Azure Backup File Restore

Using Microsoft Azure Recovery Services (MARS) Client to verify file restore.

Relevance

Last Review: February 4, 2021

Product(s): Azure, Windows Server

Author(s): Cameron Smith

Delta

A cyberist created this article using the patented Delta Method by modernizing a typical approach.

Summary

Backup is one of the most fallible technologies that is rarely tested with the false sense of security from completion alerts or logs.

A common malicious tactic is configuring the back jobs to run without any folders or files checked for backup, then deploying ransomware after a month with no ability to recover.

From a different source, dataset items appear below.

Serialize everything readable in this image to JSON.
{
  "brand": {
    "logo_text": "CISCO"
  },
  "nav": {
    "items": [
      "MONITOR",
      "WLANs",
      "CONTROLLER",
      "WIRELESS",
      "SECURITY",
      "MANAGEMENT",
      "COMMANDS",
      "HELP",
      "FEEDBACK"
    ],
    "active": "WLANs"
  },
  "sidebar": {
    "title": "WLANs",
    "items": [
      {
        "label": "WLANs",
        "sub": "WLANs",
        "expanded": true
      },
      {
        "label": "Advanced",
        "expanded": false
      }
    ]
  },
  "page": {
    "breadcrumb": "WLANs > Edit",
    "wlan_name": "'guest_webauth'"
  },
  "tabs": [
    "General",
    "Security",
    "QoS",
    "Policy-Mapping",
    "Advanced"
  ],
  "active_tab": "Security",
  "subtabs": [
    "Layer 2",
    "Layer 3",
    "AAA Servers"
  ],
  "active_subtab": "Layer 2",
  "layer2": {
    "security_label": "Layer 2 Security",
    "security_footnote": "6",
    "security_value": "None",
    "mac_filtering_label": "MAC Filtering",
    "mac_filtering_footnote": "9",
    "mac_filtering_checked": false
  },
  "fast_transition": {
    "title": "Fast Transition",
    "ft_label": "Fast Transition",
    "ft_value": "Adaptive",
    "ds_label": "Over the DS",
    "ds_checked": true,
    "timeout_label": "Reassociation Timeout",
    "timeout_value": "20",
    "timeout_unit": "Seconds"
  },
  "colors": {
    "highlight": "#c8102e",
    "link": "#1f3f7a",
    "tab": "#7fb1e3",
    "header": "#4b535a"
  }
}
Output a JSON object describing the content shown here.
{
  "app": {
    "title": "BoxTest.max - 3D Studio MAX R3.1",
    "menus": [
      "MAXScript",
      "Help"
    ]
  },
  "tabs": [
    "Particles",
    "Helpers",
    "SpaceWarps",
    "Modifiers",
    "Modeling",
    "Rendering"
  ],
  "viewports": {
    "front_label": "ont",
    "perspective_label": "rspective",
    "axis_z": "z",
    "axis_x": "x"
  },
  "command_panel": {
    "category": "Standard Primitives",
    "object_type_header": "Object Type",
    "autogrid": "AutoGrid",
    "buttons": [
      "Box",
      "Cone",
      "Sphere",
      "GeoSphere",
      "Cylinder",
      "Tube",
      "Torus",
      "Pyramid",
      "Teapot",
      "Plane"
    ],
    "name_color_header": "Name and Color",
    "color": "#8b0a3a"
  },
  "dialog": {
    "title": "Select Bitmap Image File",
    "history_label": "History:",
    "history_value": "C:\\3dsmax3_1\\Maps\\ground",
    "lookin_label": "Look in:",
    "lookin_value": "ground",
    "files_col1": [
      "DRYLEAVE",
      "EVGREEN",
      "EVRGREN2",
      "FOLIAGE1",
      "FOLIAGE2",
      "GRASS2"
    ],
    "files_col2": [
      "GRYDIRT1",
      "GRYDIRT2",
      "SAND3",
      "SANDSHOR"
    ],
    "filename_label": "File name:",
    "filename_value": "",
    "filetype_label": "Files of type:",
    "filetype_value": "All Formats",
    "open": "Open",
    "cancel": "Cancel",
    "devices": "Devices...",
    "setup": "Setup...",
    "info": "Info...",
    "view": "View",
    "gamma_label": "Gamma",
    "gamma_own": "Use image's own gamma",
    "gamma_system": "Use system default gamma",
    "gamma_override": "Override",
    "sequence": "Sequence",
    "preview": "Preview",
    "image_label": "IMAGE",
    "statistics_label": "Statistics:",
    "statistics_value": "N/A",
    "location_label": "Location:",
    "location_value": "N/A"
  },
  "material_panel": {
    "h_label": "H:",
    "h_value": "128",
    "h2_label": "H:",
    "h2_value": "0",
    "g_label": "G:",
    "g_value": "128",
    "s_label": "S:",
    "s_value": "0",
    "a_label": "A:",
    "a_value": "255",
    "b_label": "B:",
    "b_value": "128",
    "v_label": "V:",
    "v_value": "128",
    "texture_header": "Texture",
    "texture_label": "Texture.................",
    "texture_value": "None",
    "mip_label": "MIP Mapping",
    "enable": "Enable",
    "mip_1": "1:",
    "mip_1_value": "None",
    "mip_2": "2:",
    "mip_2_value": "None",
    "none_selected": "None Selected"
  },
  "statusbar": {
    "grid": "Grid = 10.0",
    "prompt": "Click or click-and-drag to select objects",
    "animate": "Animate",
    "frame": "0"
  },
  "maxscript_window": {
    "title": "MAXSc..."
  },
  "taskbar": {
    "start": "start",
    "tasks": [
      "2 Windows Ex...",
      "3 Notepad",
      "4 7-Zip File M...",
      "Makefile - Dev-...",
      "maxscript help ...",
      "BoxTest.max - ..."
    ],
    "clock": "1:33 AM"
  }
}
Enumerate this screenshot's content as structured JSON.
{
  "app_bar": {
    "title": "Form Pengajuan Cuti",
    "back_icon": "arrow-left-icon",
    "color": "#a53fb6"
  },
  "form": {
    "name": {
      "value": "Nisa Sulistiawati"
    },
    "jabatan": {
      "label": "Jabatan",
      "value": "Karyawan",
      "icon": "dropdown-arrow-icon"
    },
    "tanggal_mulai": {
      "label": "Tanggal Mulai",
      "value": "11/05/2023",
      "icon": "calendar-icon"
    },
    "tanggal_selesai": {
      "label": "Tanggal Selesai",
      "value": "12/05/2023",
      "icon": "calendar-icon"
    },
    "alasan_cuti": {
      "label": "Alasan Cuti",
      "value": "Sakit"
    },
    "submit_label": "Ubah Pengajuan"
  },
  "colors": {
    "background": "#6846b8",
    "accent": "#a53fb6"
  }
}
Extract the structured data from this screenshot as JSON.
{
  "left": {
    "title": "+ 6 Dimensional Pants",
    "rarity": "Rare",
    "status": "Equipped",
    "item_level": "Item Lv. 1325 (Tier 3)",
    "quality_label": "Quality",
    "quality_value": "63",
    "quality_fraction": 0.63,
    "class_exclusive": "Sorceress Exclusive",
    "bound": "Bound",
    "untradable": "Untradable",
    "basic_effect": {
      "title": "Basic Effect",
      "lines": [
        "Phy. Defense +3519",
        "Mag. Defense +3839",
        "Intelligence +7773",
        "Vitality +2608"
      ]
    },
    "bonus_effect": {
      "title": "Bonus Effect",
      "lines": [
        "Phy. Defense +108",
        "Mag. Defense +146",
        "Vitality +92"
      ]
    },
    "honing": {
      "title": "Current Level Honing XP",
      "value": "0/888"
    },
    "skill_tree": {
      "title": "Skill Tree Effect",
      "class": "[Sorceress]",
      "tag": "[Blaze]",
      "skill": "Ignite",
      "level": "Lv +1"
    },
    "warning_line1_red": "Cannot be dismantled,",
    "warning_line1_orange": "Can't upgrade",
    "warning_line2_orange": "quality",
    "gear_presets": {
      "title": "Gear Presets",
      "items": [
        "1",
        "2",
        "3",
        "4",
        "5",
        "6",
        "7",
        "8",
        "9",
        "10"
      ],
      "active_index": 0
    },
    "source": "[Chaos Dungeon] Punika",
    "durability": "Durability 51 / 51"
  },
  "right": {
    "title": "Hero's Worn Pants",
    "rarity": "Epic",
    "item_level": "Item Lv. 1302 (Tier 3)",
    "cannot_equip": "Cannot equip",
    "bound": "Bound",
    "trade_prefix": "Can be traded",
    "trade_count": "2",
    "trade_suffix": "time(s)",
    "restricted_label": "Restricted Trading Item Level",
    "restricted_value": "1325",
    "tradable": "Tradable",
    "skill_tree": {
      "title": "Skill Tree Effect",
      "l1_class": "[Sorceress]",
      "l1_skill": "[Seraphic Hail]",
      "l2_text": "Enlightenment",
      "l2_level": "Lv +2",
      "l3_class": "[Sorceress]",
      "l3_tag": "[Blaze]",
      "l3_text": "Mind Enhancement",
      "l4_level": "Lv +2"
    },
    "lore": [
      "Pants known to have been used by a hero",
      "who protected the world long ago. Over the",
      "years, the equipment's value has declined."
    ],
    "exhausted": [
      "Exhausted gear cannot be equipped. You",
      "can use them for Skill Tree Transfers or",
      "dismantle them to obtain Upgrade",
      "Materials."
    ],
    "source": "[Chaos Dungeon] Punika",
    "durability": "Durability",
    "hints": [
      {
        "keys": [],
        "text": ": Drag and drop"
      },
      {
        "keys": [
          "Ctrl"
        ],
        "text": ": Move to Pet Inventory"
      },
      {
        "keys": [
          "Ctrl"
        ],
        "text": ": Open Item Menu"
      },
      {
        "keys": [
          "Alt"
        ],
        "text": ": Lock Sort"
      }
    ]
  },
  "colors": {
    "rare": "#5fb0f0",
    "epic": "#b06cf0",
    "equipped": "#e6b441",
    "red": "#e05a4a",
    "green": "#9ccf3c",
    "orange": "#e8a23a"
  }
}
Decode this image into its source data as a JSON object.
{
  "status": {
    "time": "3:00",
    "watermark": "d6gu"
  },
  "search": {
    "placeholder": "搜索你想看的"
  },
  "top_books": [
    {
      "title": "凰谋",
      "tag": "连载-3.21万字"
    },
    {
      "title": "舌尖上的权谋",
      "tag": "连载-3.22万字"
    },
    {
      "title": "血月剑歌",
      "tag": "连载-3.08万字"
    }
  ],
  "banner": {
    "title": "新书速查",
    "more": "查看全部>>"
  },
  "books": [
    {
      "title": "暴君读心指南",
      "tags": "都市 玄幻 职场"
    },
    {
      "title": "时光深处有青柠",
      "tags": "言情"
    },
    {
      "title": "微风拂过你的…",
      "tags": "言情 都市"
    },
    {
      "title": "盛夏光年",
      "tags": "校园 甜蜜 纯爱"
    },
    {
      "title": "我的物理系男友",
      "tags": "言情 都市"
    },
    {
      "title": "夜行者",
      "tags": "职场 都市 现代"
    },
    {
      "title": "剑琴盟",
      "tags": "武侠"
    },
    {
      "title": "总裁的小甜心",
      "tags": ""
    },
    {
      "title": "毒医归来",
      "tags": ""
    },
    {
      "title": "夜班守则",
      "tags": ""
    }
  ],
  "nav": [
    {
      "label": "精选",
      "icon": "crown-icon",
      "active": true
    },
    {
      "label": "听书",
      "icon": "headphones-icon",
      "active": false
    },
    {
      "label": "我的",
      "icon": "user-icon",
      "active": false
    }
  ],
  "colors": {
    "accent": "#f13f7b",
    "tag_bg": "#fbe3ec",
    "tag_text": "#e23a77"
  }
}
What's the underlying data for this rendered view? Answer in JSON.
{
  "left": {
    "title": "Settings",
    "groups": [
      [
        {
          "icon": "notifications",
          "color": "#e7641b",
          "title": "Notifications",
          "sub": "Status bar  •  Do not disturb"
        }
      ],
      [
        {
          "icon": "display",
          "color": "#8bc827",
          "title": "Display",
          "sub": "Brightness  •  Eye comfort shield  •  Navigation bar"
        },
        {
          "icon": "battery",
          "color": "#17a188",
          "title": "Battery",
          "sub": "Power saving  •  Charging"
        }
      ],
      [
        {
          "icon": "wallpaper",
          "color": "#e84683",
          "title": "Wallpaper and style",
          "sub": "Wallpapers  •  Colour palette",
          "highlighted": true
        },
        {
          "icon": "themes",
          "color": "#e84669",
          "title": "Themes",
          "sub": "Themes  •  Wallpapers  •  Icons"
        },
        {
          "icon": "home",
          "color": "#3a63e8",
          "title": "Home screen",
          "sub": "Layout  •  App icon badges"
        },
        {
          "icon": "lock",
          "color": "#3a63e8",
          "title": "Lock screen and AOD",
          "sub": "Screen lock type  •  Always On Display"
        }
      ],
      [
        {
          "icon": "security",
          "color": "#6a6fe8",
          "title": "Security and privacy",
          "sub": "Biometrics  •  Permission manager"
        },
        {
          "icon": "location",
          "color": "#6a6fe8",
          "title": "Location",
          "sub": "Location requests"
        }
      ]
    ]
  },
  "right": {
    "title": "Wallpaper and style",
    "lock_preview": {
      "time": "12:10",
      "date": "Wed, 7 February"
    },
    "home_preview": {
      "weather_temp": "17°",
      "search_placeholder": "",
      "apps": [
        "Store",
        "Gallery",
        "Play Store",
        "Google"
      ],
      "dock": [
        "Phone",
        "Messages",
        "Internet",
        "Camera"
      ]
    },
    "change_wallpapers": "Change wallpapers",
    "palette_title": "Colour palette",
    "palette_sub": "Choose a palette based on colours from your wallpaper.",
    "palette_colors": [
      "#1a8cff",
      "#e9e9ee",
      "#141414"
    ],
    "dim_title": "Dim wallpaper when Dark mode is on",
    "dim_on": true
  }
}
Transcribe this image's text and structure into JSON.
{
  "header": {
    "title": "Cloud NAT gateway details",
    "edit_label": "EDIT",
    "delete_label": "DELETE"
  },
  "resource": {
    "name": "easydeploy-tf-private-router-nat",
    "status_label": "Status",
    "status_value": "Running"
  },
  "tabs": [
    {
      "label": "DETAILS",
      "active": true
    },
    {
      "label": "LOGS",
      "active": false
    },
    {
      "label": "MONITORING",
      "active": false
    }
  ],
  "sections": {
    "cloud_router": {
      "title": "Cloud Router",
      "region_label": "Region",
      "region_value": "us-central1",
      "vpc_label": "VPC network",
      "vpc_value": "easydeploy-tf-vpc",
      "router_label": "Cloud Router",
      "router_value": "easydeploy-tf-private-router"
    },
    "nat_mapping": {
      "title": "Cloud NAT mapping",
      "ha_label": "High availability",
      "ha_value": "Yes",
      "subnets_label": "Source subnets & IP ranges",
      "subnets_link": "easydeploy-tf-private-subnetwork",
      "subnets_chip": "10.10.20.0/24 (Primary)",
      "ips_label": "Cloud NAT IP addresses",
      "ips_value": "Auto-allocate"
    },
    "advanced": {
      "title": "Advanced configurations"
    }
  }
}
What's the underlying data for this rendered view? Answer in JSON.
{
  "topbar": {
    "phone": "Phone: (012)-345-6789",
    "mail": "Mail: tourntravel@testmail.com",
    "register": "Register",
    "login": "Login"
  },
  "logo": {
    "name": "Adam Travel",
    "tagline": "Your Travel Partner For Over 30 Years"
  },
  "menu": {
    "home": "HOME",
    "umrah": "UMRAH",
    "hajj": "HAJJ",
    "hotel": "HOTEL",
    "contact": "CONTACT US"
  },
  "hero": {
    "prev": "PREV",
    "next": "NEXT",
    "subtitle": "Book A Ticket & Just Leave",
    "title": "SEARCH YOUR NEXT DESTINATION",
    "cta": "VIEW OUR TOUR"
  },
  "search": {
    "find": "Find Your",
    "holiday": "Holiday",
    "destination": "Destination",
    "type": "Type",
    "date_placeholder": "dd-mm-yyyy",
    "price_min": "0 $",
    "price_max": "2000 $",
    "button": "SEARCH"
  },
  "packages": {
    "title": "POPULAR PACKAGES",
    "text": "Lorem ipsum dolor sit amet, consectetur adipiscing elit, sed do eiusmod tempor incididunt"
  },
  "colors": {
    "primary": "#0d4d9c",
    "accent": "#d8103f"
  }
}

Outside of normal operations, restore should be scheduled quarterly to verify the data is available and not corrupt.

Requirements

  • Microsoft Azure Recovery Services (MARS) Client.
  • Administrator access to the server where the MARS client is installed.
  • Azure backup administrator credentials for troubleshooting.
  • Completed backup jobs with no warnings that cover the desired restore point date.
  • DO NOT overwrite current data with old files or forget to unmount the restore job which will prevent backup jobs from running.
  • 15-30 minutes to complete, depending on the amount of data.

Steps

  1. Launch the MARS client on the server.
  2. From the Actions menu in the top right, select Recover Data.
  3. Select which server to restore data from and click Next.
  4. Select the type of data like files, database, or system state to recover and click Next.
  5. Select the volume that contains the data to restore.
  6. Select the date and time of the backup to restore from and click Mount.
  7. Click Browse and navigate to the fodders/files to restore.
  8. Copy the data to restore and move it the desired area on the network and Unmount the backup volume.

Follow-up

Access the restored data to ensure that it is available to users with security permissions.

Permissions must be verified and may need to be updated if restore with permissions was not checked.

If files cannot be restored, settings must be verified on the Azure Portal and the MARS client may need to be reinstalled or reconfigured.